Sebbene questi costituiscano una piccola frazione dell’export nazionale, l’Australia dovrà però bilanciare con attenzione le sue relazioni commerciali con gli Stati Uniti e la Cina, evitando di farsi trascinare in dispute tariffarie dagli esiti non certamente favorevoli.
Ma ancor di più, l’Australia deve consolidare, o forse rinnovare in maniera più assertiva, la propria posizione di nazione di riferimento per tutto l’Indopacifico, in un’ottica di alleanza strategica con Stati Uniti, Regno Unito e, perché no, anche Europa e Italia, che non si fermi però solo all’aspetto della pur rilevante dinamica militare a freno delle mire espansionistiche cinesi.
Sul fronte militare, infatti, nonostante il timore di un disimpegno statunitense e le pretese dei verdi australiani, l’alleanza tra Australia e Stati Uniti resta ancora solida. Gli investimenti reciproci superano il trilione di dollari e, oltre al già citato AUKUS, le basi militari condivise – tra cui Pine Gap e le installazioni a Darwin e Perth – rafforzano questo legame strategico.
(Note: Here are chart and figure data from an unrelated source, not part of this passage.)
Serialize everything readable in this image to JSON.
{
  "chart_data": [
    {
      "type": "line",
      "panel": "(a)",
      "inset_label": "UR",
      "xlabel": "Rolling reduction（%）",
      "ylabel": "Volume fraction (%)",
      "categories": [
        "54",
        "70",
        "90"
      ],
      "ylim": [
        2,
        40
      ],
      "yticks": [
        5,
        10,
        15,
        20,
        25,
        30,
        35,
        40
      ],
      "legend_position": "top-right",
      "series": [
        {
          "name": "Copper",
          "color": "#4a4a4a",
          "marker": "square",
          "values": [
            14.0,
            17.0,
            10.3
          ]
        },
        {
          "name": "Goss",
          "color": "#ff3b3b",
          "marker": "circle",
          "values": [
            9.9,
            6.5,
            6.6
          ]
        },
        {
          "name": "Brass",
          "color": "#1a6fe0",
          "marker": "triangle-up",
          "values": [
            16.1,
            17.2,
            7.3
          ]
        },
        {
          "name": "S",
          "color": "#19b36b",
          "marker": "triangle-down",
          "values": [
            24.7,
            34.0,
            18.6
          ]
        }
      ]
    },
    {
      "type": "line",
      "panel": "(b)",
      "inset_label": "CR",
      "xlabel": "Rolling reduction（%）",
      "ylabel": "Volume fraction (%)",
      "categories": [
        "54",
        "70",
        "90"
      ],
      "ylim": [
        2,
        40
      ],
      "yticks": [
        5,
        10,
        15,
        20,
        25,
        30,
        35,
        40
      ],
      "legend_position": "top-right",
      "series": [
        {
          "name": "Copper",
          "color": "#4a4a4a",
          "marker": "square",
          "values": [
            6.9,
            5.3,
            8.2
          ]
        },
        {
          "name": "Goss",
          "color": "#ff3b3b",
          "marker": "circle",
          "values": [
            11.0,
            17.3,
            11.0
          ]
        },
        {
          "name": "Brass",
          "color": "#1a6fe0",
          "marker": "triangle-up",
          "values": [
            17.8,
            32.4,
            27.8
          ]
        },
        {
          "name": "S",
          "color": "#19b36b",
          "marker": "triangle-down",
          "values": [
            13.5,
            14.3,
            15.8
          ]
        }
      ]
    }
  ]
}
Di fronte alle incertezze, l’Australia deve rafforzare i suoi legami con i partner regionali. Cooperazione con Giappone, India, Corea del Sud e i Paesi del Sud-Est asiatico, oltre a un maggiore supporto alle nazioni del Pacifico, potrebbero garantire una maggiore autonomia strategica in questa parte del mondo. Un incremento delle spese per la difesa è inevitabile, ma senza farsi trascinare in conflitti lontani e avendo lo sguardo molto puntato su ciò che accade nella nostra area geografica di riferimento.
Il punto è che il rischio più grande per l’Australia non è la presidenza di Trump in sé, ma una reazione eccessiva alle sue politiche e ai suoi approcci poco ortodossi. Se è vero che Trump sta ridefinendo gli equilibri globali, è altrettanto vero che la storica relazione tra Stati Uniti e Australia non si baserà solo sulle fluttuazioni e sulle esasperazioni dialettiche della Casa Bianca.
Non si dovrà, quindi, cedere alla paura o all’ansia da prestazione, provando, ma questo lo ripetiamo ormai da tempo, ad avere una visione di prospettiva che vada ben oltre i tre anni di governo. Come detto, a chiunque gli australiani daranno fiducia alle prossime elezioni, si chiederà un approccio realistico e proattivo, con l’obiettivo di rafforzare la nostra posizione a livello internazionale senza, con questo, compromettere alleanze fondamentali.